I had never met a man as in love with horses and animals as Pat. He came from a long line of horse lovers. His maternal great-grandfather was the Baron Moritz Hermann August von Münchausen, an officer in the Prussian army who married an American heiress and built an enormous castle in Bokstadt, Germany. It was there that he founded a stable for breeding Thoroughbreds and became famous across Europe for producing champions. The most famous horse the baron had owned was named Hannibal, which he had bought for a great deal of money in those days, and whose skeleton, Pat told me, could still be seen in a Frankfurt museum.
Pat had inherited his family’s ancestral love and skill with horses through his father, Godfrey, who had grown up in Tanzania and moved with his family to Rhodesia in 1965, just before UDI. In Rhodesia, Godfrey became the manager at a cattle ranch in the southwest of the country, and he would spend every day in the saddle, cantering around the eighty thousand acres of bush. His favorite horse—and the one that, even into his old age, he would always vividly remember—was an Arabian stallion named Paul, after both his grandfather and his eldest son. Paul the stallion liked nothing more than to drink beer and would let nobody except Godfrey ride him. Over the years, many bets were placed on this, with cocksure young horsemen eager to prove their worth by climbing into the saddle—but Godfrey always won. With a little help from his friends, Paul, it seemed, could make his own beer money.
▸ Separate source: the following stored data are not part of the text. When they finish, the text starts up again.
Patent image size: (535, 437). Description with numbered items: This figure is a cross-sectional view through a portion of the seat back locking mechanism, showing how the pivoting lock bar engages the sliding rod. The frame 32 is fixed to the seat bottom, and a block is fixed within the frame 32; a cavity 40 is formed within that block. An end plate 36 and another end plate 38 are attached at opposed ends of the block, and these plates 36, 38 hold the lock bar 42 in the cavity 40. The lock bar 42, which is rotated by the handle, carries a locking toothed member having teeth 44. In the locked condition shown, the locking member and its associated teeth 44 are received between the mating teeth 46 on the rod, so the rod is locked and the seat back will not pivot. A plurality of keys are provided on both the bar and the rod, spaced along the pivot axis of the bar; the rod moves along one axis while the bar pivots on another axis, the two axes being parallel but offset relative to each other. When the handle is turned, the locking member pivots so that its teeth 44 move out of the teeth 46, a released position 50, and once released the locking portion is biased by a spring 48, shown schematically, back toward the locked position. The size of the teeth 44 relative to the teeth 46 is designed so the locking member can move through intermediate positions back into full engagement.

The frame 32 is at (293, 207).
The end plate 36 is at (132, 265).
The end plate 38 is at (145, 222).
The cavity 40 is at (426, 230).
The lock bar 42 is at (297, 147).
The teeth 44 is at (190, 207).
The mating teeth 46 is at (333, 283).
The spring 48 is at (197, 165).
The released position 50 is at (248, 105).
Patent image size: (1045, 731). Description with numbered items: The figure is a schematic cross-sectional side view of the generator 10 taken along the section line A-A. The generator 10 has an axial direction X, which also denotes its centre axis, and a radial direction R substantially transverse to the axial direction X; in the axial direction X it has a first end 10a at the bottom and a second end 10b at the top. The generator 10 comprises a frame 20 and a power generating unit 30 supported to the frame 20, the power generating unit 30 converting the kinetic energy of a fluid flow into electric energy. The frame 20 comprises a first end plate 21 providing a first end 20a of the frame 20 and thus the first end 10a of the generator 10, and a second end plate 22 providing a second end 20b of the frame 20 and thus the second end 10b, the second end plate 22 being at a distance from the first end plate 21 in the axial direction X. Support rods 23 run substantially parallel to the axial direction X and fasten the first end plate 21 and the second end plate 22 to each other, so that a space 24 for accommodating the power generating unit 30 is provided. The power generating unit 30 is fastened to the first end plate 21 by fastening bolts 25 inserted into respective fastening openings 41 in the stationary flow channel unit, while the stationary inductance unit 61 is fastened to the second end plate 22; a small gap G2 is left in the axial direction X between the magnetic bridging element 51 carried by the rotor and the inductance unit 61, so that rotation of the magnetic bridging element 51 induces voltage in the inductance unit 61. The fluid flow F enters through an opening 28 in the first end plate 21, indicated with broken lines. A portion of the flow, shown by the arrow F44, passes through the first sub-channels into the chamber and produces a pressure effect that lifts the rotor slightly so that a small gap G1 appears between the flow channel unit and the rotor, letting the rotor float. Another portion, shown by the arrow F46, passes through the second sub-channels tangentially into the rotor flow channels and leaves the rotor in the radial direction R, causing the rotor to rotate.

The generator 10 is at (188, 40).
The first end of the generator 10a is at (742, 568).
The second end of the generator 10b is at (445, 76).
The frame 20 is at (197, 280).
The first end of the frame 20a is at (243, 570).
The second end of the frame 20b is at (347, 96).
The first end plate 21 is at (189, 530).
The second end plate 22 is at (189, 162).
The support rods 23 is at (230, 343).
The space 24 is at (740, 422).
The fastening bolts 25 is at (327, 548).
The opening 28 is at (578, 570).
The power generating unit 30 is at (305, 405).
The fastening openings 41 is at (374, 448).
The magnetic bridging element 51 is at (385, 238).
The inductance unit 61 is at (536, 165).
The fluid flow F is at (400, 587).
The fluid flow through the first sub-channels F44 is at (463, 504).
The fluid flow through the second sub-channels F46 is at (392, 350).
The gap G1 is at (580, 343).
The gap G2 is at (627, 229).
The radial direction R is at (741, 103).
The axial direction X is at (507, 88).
With family like that, it was only too clear that Pat would devote his life to horses—and, even on that very first night, I knew that it was so. And there was one horse in particular who had changed Pat’s life, one horse who had been with him since he was a boy, one horse to whom he would always keep returning.
Her name, he told me, was Frisky.
In 1970, Rhodesia was five years into her civil war—but life, with all its loves, passions, and deaths, still went on. Pat was thirteen years old and on his way home from the school where he boarded. It was a year before his mother would tragically pass away from cancer, and he thought of nothing but running wild on the family farm. He had chickens and cattle of his very own, and would spend the holidays on horseback riding the farm horses, including his father’s chestnut gelding, Bridle.
Pat reached the farm and was racing up to the farmhouse, dropping his school bags along the way, when he saw his mother and father standing out front. At first, he wondered if something was wrong. Perhaps something had happened to the cattle, which were his pet project, or the few chickens he still kept from an earlier obsession. Yet, when he reached his mother and father, they were smiling.